Mehr als 120 im Zuge von Demonstrationen verhaftete Menschen wurden landesweit in Untersuchungshaft gesteckt, nur ein Bruchteil davon wurde wieder auf freien Fuß gesetzt. Mehr und mehr internierte Aktivisten und Demonstranten schlossen sich zudem zuletzt einem Hungerstreik an, um auf ihre Haftbedingungen aufmerksam zu machen und gegen das staatliche Vorgehen gegen sie zu protestieren.

Oppositionelle und Journalisten im Visier

Die Behörden gehen zudem verstärkt gezielt gegen Wortführer aus den Reihen der regimekritischen Opposition vor. Die Verhaftung von Karim Tabou, Sprecher der oppositionellen linken Partei UDS (Union Démocratique et Sociale), dürfte dabei nur der Anfang gewesen sein.

Tabou - einer der bekanntesten Wortführer aus den Reihen der Protestbewegung und einer der wenigen Oppositionspolitiker, deren Parteien als nicht diskreditiert oder vom Regime kooptiert gelten - war Mitte September von Beamten der Gendarmerie gezielt zu Hause verhaftet und wegen des "Untergrabens der Moral der Armee" angeklagt worden,.

Das ist ein Vorwurf, der ein Verfahren vor einem Militärgericht zur Folge haben könnte.
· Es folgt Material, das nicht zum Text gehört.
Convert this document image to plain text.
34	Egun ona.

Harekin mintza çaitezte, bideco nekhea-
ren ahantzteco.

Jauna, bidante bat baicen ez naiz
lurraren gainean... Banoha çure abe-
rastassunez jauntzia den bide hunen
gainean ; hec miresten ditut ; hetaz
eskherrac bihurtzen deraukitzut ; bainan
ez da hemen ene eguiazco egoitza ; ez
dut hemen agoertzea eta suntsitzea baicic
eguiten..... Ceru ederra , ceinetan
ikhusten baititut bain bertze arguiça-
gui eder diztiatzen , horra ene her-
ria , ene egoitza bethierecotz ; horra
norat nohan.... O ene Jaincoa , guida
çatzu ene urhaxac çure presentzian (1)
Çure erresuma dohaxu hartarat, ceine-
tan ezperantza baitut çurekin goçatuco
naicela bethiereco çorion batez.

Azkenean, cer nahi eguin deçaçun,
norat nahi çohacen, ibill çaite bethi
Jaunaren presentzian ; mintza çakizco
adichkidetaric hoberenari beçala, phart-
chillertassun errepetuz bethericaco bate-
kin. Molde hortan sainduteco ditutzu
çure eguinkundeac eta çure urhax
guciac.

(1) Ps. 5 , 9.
Zwar wurde er nach einigen Tagen wieder frei gelassen, doch weniger als 24 Stunden später erneut inhaftiert.

Auch Journalisten werden zunehmend zum Ziel des Sicherheitsapparates. Immer häufiger werden diese während Protestmärschen darin gehindert, ihre Arbeit zu machen und kurzweilig inhaftiert. Beschränkte sich dieses Vorgehen bisher meist auf die Hauptstadt Algier, scheinen die Behörden inzwischen landesweit gegen die Presse vorzugehen.

Kürzlich wurde ein den unabhängigen Gewerkschaften nahe stehender Journalist in Oran im Westen Algeriens verhaftet und dem Staatsanwalt vorgeführt, allerdings kurz darauf unter Auflagen wieder freigelassen. Ein Kollege aus Constantine im Osten des Landes hatte weniger Glück und sitzt weiterhin hinter Gitter.